Le lacrime colavano dagli occhi di Maggie e lungo le sue guance, ma era silenziosa. Non diceva niente; la testa le girava per quello che stava suggerendo Lucius.
Una vita sicura, per Isobel. Una vita lontana dai Mangiamorte, da tutte le persone che avevano mai ferito la loro famiglia. Una vita in cui i due potessero vivere insieme pacificamente, la loro sicurezza indisturbata.
"Lucius," disse Narcissa, "Non possiamo. Non prenderò i ricordi di Draco da lui. Non lo farò, non possiamo farlo -"
"Non prenderemo i ricordi di Draco", disse Lucius. "Rimarrà nel mondo dei maghi, con noi, e la gente inevitabilmente gli chiederà della ragazza. Non ce la faremmo mai a farla franca." I suoi occhi caddero su Isobel, ancora sul divano. "La supererà", disse. "Abbastanza presto."
Maggie era china su sua figlia, con aria preoccupata. Era una strega buona. Aveva lavorato al St. Mungo per due decenni, sapeva tutto sugli incantesimi di memoria e poteva eseguirne uno perfettamente.
Sapeva solo che se l'avesse fatto, Isobel non l'avrebbe mai perdonata.
Isobel com'era adesso, sdraiata sul divano; la sua memoria intatta e il suo cuore appartenente a Draco Malfoy - sarebbe furiosa con Maggie se sapesse cosa sta succedendo.
Ma sicuramente, pensò Maggie... Sicuramente quello che non sapeva - non sapeva più - non poteva ferirla.
"Ma Lucius," aveva detto Narcissa, con le lacrime agli occhi. "Guarderanno tutti i nostri ricordi, quando saremo processati. È così che va sempre - vedranno tutto questo, lo conteranno contro di noi -"

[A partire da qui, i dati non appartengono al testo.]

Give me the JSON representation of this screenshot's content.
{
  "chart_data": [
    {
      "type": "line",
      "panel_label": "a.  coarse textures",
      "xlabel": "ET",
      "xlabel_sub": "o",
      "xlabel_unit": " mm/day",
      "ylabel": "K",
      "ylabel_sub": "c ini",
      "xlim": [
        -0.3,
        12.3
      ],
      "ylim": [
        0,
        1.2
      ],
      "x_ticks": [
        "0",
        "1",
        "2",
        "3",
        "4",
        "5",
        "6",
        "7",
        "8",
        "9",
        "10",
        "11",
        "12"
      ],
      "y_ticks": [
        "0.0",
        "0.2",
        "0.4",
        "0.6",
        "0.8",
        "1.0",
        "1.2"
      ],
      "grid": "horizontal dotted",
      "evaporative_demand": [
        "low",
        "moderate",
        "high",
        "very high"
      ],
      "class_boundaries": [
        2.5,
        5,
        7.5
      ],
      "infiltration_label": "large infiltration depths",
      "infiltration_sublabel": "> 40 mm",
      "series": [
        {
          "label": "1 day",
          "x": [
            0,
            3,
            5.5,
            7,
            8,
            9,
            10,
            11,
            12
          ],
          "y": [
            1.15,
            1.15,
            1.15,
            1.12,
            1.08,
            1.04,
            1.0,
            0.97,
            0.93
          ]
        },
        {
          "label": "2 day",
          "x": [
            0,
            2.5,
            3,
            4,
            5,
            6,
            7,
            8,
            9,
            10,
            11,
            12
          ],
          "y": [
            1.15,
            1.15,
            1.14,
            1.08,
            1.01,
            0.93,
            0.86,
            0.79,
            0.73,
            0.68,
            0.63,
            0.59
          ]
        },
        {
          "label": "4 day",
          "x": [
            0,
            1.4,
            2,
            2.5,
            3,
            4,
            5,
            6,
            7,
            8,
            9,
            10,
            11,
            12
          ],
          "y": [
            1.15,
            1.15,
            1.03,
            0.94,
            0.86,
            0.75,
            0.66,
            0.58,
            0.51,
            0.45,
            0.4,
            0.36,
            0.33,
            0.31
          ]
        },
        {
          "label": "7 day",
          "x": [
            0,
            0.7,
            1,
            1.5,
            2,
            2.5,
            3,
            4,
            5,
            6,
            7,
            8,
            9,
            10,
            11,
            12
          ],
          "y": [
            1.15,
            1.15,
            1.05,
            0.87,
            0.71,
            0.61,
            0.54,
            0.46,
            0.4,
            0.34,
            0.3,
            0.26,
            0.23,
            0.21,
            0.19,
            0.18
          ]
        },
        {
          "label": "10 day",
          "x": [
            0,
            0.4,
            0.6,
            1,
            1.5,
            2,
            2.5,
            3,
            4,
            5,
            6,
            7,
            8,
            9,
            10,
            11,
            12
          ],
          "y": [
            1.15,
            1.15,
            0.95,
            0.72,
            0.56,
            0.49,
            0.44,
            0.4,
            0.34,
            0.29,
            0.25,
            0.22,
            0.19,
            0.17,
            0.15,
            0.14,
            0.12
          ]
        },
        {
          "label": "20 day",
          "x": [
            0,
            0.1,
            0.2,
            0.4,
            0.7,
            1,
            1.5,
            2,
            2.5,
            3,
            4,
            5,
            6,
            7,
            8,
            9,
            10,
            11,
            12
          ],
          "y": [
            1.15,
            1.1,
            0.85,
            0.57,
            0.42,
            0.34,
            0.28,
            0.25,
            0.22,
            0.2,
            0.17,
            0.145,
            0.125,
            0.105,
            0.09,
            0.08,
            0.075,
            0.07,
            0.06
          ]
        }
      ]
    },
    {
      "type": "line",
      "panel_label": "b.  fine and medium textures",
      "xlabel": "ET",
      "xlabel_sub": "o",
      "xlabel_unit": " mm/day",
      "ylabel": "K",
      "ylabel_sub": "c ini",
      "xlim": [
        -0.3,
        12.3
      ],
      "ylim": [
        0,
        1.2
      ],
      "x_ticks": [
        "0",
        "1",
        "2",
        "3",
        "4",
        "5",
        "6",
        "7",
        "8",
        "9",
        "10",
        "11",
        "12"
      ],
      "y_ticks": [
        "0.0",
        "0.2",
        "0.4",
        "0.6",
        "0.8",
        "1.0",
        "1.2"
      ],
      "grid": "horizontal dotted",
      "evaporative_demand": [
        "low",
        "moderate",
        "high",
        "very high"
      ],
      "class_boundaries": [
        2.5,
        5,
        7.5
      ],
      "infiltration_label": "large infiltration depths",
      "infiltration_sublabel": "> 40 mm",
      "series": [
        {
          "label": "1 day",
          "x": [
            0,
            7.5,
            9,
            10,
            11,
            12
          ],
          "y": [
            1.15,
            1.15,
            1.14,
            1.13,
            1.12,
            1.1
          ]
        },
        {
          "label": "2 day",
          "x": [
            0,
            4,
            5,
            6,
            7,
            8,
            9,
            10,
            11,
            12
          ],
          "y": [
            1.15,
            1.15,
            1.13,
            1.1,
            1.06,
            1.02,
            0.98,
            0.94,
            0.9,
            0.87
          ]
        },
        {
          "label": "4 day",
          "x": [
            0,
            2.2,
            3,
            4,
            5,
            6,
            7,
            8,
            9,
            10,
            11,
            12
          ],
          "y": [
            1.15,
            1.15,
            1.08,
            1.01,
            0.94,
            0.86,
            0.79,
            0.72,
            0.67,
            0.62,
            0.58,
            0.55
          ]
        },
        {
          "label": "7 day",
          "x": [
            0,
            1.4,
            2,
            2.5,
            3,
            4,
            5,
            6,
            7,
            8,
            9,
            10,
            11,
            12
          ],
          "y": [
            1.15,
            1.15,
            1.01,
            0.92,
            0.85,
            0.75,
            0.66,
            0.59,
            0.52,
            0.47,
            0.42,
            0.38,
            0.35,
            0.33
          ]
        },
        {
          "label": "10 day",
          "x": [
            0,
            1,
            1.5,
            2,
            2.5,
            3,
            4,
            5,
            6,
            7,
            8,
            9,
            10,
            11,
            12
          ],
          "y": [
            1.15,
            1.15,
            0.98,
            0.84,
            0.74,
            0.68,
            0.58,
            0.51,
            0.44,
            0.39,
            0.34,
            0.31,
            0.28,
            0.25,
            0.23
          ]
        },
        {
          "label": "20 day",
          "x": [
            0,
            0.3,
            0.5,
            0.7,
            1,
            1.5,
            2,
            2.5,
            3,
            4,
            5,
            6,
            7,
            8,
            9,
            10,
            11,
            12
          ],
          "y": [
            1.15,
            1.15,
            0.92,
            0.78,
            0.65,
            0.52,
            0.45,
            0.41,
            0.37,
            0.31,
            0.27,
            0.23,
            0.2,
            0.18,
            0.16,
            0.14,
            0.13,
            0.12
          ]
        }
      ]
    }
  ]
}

Un sorriso inquietante scivolò sul viso di Lucius. Aveva subito abbastanza processi al Ministero per sapere come fosse il procedimento. Sapeva che un caso come questo, ora che il Signore Oscuro se n'era andato, era abbastanza serio che il Ministero avrebbe probabilmente estratto e setacciato i suoi ricordi come documenti. Che avevano bisogno di tutte le informazioni che potevano ottenere per trovare e condannare i Mangiamorte fuggiti; che se voleva una possibilità di evitare la prigione ad Azkaban, aveva bisogno di una lavagna il più pulita possibile -
"Ecco perché Maggie non cancellerà semplicemente la memoria di sua figlia", disse Lucius. "Pulirà anche la nostra." La bocca di Narcissa si era increspata in una linea sottile mentre capiva lentamente: se lei e Lucius non avessero mai saputo di aver parlato con Maggie, se non c'era memoria di questo piano a cui il Ministero avrebbe dovuto accedere, non poteva essere imputato a loro. E per di più - non sarebbe stata in grado di sentirsi in colpa per nessuna parte di questo piano, se non fosse riuscita a ricordarselo.

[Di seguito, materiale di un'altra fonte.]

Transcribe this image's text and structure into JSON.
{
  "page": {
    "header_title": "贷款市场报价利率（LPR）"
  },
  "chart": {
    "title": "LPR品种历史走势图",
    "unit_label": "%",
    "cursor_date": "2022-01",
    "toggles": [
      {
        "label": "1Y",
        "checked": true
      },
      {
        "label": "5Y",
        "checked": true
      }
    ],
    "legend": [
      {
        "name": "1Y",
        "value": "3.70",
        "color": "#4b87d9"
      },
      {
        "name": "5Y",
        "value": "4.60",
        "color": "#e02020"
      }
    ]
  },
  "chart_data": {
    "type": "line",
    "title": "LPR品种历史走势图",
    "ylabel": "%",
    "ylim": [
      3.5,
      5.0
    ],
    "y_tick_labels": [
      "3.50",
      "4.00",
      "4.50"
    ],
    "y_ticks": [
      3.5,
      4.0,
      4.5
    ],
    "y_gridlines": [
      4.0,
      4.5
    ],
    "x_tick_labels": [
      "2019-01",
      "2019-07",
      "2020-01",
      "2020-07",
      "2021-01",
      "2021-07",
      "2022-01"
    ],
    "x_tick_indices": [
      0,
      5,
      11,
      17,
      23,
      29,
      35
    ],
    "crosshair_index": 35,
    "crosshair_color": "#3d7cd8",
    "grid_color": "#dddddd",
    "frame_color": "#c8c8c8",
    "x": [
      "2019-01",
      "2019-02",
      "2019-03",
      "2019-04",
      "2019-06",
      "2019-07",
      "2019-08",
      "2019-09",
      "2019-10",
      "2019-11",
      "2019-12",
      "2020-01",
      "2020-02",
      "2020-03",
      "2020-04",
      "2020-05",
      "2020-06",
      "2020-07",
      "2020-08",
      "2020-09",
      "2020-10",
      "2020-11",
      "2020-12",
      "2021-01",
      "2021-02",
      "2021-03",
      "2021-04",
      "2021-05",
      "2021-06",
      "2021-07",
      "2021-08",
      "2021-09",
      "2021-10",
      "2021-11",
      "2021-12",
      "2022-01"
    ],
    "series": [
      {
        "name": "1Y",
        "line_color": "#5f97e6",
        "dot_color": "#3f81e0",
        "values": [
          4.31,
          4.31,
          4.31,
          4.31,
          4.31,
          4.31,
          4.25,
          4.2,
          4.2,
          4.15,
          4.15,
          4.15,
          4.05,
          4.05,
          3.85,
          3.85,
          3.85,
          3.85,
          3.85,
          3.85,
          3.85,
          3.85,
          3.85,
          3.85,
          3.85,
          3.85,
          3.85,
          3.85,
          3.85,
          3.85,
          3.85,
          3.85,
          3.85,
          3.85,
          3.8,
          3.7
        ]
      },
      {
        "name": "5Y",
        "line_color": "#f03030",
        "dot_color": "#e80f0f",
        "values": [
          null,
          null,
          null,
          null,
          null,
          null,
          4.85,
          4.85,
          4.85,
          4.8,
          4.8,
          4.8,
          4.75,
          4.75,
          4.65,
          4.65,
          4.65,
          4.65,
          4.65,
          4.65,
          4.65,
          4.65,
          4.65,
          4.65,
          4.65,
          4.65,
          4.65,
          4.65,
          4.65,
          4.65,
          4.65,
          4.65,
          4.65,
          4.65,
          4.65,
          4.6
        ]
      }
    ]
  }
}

"Quindi devo ricordare?" chiese Maggie. "Sono l'unica che ricorderà questa conversazione?"
"Sì," disse Lucius. I suoi occhi grigi si strinsero minacciosi. "E se ci tieni alla sicurezza di tua figlia, non ne parlerai mai con lei. Hai capito?"
Maggie annuì. Ovviamente si preoccupava della sicurezza di sua figlia. Era la cosa a cui teneva di più.
E così, mentre Isobel Young giaceva svenuta sul divano, Maggie fece svanire ogni buon ricordo che sua figlia aveva di Draco Malfoy. In altri dieci minuti, aveva impacchettato tutto ciò che possedeva in scatole con semplici onde della sua bacchetta.
Poi si rivolse a Lucius e Narcissa e usò Obliviate anche su di loro. Non era stato estratto un ricordo. Non un ricordo potrebbe mai essere ripristinato.
Il 6 maggio del 1998, il giorno dopo la battaglia di Hogwarts, Lucius e Narcissa Malfoy aprirono gli occhi e si ritrovarono nella vecchia casa dei Young nel Surrey. Non avevano assolutamente alcun ricordo di come ci fossero arrivati.